Output Specification:
For each test case, print in each line either "Yes" if the student's submission is correct, or "No" if not.
Note: The optimal solution is not necessarily generated by Huffman algorithm. Any prefix code with code length being optimal is considered correct.
7-3 哈夫曼编码(20 分)
给定一段文字,如果我们统计出字母出现的频率,是可以根据哈夫曼算法给出一套编码,使得用此编码压缩原文可以得到最短的编码总长。然而哈夫曼编码并不是唯一的。例如对字符串"aaaxuaxz",容易得到字母 'a'、'x'、'u'、'z' 的出现频率对应为 4、2、1、1。我们可以设计编码 {'a'=0, 'x'=10, 'u'=110, 'z'=111},也可以用另一套 {'a'=1, 'x'=01, 'u'=001, 'z'=000},还可以用 {'a'=0, 'x'=11, 'u'=100, 'z'=101},三套编码都可以把原文压缩到 14 个字节。但是 {'a'=0, 'x'=01, 'u'=011, 'z'=001} 就不是哈夫曼编码,因为用这套编码压缩得到 00001011001001 后,解码的结果不唯一,"aaaxuaxz" 和 "aazuaxax" 都可以对应解码的结果。本题就请你判断任一套编码是否哈夫曼编码。
输入格式:
首先第一行给出一个正整数 N(2≤N≤63),随后第二行给出 N 个不重复的字符及其出现频率,格式如下:
c[1] f[1] c[2] f[2] ... c[N] f[N]
其中c[i]是集合{'0' - '9', 'a' - 'z', 'A' - 'Z', '_'}中的字符;f[i]是c[i]的出现频率,为不超过 1000 的整数。再下一行给出一个正整数 M(≤1000),随后是 M 套待检的编码。每套编码占 N 行,格式为:
c[i] code[i]
其中c[i]是第i个字符;code[i]是不超过63个'0'和'1'的非空字符串。
输出格式:
对每套待检编码,如果是正确的哈夫曼编码,就在一行中输出"Yes",否则输出"No"。

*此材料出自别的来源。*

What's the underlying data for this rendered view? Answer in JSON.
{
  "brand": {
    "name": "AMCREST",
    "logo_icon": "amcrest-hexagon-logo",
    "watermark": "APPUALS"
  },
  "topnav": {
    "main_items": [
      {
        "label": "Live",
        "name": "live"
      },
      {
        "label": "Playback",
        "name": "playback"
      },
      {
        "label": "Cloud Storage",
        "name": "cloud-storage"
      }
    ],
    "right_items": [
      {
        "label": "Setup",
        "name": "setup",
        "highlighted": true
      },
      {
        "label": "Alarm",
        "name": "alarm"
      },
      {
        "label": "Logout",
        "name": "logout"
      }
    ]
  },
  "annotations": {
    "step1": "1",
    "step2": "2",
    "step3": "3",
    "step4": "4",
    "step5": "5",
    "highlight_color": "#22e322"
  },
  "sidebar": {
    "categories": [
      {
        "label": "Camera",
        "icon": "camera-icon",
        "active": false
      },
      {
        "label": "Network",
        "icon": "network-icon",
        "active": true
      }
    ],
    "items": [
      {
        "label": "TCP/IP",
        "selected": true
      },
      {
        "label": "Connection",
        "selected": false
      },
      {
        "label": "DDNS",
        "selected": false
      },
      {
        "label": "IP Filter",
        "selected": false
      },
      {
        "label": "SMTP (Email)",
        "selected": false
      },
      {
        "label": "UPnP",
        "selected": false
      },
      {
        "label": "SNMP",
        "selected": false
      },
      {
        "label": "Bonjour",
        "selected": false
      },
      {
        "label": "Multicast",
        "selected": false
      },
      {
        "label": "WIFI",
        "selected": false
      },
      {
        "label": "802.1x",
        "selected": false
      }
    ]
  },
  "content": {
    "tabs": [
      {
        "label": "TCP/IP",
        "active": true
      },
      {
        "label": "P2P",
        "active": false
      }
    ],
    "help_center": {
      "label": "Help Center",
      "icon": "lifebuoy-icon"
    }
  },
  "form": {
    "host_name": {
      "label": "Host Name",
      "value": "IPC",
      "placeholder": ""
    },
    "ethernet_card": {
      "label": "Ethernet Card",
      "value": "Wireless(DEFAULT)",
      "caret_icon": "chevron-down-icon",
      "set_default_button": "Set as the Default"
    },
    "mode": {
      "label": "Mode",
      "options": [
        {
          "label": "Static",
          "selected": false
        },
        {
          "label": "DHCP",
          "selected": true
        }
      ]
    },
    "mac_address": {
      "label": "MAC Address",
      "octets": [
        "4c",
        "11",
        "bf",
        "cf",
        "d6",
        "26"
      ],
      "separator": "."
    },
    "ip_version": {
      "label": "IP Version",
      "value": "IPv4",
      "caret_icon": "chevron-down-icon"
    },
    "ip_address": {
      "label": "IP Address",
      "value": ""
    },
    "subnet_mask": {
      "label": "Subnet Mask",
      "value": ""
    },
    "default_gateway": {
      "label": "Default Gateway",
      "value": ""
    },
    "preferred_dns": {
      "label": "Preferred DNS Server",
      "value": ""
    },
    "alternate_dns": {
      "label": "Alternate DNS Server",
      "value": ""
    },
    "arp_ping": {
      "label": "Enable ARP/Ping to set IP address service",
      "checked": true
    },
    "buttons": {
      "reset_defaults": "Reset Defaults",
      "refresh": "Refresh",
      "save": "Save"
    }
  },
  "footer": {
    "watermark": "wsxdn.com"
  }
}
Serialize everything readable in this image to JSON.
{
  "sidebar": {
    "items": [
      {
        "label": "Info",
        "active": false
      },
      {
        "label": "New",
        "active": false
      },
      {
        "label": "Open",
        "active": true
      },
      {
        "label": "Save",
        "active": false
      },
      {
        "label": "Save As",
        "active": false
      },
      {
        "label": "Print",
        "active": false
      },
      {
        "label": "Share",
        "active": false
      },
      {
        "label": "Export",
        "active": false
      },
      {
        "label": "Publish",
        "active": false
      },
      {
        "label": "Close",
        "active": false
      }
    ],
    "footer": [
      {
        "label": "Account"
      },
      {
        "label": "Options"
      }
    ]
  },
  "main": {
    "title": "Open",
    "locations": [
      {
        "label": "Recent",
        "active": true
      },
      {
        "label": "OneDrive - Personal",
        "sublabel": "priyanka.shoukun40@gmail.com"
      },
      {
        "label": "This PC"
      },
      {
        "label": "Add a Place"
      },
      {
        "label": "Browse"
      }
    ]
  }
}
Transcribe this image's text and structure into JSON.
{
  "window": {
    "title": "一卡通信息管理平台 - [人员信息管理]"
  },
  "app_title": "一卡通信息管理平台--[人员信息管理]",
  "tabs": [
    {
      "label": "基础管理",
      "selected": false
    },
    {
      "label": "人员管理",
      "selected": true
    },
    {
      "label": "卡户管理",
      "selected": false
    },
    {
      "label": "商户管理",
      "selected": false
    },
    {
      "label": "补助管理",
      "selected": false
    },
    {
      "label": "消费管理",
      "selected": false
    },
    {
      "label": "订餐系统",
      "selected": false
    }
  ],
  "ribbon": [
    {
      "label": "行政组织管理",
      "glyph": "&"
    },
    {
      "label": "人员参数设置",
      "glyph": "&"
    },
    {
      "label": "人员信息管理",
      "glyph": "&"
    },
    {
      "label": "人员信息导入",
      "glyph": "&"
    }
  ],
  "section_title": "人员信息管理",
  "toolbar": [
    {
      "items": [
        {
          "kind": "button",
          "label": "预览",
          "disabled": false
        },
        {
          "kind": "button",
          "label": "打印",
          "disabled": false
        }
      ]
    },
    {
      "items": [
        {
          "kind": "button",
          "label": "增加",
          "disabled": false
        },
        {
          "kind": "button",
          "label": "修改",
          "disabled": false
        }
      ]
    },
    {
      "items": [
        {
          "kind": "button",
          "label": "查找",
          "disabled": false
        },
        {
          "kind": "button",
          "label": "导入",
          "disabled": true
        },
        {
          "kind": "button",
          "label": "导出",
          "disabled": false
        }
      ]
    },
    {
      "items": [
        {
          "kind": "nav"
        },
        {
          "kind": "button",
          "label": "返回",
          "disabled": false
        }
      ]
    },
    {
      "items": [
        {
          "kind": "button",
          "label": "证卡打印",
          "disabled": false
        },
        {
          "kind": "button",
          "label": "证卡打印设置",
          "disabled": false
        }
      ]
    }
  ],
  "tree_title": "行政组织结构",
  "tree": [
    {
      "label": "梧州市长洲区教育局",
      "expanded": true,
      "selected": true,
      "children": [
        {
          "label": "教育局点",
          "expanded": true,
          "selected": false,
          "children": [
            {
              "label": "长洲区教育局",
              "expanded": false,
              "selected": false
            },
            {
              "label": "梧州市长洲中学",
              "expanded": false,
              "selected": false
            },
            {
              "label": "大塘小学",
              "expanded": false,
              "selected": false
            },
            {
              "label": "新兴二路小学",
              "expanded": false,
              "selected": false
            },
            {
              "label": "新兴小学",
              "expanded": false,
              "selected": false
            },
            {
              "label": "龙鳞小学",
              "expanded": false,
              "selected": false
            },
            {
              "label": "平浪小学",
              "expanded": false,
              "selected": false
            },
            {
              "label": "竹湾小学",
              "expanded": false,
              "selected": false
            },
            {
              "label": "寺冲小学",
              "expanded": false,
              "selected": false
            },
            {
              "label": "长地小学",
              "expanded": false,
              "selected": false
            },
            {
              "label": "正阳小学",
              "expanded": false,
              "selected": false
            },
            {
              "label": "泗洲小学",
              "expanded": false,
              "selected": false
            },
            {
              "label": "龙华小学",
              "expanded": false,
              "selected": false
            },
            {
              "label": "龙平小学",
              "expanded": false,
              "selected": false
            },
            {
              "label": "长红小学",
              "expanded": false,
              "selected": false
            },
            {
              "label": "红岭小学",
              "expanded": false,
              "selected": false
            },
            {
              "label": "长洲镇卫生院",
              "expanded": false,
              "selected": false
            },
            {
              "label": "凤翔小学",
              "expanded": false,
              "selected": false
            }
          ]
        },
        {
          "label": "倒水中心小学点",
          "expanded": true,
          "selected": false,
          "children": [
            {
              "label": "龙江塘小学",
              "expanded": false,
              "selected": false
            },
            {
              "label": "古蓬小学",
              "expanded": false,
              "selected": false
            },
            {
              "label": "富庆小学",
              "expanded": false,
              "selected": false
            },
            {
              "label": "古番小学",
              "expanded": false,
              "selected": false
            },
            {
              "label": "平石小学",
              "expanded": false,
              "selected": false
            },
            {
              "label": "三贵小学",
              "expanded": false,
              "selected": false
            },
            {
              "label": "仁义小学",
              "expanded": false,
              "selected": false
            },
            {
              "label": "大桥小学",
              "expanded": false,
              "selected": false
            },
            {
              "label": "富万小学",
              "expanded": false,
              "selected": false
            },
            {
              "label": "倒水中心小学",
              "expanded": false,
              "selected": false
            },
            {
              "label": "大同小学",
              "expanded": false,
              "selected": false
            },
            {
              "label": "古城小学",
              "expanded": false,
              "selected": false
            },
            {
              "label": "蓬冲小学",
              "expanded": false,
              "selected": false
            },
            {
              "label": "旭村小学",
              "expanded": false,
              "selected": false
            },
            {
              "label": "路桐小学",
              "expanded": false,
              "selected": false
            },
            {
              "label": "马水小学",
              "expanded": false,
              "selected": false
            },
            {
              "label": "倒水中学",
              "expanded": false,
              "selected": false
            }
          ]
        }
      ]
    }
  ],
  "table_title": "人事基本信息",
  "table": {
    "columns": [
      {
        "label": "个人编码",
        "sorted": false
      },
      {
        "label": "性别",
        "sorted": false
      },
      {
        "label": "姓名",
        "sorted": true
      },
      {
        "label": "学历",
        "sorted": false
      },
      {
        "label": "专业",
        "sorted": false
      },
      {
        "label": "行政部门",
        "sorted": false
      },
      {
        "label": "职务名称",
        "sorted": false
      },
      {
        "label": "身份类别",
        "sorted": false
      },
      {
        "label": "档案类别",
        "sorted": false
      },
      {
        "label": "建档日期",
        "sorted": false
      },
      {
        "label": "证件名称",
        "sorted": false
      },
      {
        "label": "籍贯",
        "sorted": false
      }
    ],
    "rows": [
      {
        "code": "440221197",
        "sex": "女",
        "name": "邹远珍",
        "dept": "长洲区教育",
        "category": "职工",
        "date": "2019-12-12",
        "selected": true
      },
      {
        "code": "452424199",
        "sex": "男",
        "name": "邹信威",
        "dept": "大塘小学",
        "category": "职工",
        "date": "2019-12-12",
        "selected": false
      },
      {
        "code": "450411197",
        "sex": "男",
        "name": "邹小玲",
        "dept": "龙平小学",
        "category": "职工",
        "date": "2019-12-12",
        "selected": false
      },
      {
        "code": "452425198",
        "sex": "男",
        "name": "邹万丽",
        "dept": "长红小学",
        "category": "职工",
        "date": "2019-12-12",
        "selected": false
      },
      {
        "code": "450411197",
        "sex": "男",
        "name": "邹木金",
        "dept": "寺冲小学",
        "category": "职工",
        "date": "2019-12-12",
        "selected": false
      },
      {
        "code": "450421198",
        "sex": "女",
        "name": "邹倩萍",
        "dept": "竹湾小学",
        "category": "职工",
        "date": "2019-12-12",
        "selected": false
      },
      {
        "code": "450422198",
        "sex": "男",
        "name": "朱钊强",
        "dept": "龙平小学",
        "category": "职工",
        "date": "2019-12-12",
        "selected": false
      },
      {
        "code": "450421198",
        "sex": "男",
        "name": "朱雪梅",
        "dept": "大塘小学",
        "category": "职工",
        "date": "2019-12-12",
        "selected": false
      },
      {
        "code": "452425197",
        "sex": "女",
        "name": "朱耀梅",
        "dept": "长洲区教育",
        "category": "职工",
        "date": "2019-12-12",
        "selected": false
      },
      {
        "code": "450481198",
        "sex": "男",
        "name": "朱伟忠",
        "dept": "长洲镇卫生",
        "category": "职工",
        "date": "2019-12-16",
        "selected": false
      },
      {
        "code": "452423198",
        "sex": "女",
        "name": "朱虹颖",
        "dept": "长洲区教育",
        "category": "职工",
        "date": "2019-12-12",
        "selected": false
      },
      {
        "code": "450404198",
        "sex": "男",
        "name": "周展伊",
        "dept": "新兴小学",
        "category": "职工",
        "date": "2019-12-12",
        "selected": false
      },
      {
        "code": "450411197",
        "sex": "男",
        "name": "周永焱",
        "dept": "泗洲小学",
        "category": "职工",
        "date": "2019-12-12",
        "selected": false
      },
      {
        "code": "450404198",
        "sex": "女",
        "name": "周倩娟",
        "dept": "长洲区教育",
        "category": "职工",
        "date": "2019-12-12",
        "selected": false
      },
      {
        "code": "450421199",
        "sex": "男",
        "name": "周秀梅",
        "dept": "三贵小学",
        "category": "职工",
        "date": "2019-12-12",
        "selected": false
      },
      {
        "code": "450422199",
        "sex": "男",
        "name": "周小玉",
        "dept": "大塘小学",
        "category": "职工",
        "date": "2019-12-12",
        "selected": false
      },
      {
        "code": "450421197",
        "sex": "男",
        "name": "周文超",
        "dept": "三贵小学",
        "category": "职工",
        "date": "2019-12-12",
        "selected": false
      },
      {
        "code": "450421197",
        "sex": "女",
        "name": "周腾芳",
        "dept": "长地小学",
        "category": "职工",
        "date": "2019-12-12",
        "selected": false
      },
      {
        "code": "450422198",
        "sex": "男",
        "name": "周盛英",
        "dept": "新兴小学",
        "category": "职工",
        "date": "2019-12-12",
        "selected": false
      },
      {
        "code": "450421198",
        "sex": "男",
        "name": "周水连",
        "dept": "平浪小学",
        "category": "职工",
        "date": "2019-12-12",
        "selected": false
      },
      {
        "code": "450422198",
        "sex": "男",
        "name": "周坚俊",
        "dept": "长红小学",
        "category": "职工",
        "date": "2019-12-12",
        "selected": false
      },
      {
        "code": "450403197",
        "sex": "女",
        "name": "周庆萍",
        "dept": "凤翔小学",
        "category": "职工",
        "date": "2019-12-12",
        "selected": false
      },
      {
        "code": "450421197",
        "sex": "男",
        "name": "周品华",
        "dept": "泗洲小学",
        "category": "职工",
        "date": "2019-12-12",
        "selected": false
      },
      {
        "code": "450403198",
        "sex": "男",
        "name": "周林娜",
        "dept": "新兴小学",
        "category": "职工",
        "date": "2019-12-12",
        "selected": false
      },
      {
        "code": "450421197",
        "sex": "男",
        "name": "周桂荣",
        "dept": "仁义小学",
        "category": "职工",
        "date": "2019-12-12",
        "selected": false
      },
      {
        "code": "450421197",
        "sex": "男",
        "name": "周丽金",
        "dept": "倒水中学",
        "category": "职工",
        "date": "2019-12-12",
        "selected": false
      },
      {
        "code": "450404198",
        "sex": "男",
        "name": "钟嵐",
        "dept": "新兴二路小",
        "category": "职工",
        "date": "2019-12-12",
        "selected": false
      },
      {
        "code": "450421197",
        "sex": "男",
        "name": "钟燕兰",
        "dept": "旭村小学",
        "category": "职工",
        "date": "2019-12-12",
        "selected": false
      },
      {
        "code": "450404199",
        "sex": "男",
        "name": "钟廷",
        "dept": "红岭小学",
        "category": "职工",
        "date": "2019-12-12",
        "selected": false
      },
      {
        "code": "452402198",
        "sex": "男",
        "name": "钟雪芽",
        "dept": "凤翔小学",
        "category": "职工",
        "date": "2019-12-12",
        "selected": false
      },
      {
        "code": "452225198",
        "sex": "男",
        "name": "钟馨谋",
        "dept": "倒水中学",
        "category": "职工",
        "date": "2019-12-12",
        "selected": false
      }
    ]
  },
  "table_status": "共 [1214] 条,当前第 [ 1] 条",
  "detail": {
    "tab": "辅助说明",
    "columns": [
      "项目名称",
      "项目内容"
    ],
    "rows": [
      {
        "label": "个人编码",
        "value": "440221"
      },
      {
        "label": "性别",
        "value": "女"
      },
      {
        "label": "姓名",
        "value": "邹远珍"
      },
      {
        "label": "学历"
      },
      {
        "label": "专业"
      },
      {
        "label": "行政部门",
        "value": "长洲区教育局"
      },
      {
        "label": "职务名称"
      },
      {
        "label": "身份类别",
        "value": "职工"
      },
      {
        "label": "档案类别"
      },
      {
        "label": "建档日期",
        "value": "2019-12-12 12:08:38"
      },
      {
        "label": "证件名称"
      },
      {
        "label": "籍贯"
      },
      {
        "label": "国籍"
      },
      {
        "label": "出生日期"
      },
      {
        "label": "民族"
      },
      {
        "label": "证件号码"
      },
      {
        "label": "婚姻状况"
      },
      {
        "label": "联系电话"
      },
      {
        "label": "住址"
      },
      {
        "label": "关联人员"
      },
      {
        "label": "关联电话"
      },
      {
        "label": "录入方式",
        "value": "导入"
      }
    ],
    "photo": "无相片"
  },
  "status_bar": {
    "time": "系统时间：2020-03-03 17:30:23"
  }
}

注意:最优编码并不一定通过哈夫曼算法得到。任何能压缩到最优长度的前缀编码都应被判为正确。
输入样例:
7
A 1 B 1 C 1 D 3 E 3 F 6 G 6
4
A 00000
B 00001
C 0001
D 001
E 01
F 10
G 11
A 01010
B 01011
C 0100
D 011
E 10
F 11
G 00
A 000
B 001
C 010
D 011
E 100
F 101
G 110
A 00000
B 00001
C 0001
D 001
E 00
F 10
G 11
输出样例:
Yes
Yes
No
No 提交结果
| 提交时间 | 状态 | 分数 | 题目 | 编译器 | 耗时 | 用户 |
|---|---|---|---|---|---|---|
| 2018/5/24 23:50:17 | 答案正确 | 30 | 7-9 | C++ (g++) | 72 ms | copper |
| 测试点 | 结果 | 耗时 | 内存 |
|---|---|---|---|
| 0 | 答案正确 | 3 ms | 240KB |
| 1 | 答案正确 | 3 ms | 240KB |
| 2 | 答案正确 | 3 ms | 240KB |
| 3 | 答案正确 | 72 ms | 6220KB |
| 4 | 答案正确 | 3 ms | 236KB |
| 5 | 答案正确 | 3 ms | 236KB |
| 6 | 答案正确 | 3 ms | 316KB |
这道题可以说是树这块的压轴题了,无论是代码量还是思维难度都和其他题目不在一个档次。题目意思是给定一个带权的输入序列,和N个与带权输入序列元素相同的编码测试序列,若编码符合最优编码,则输出Yes,若不符合,则输出No。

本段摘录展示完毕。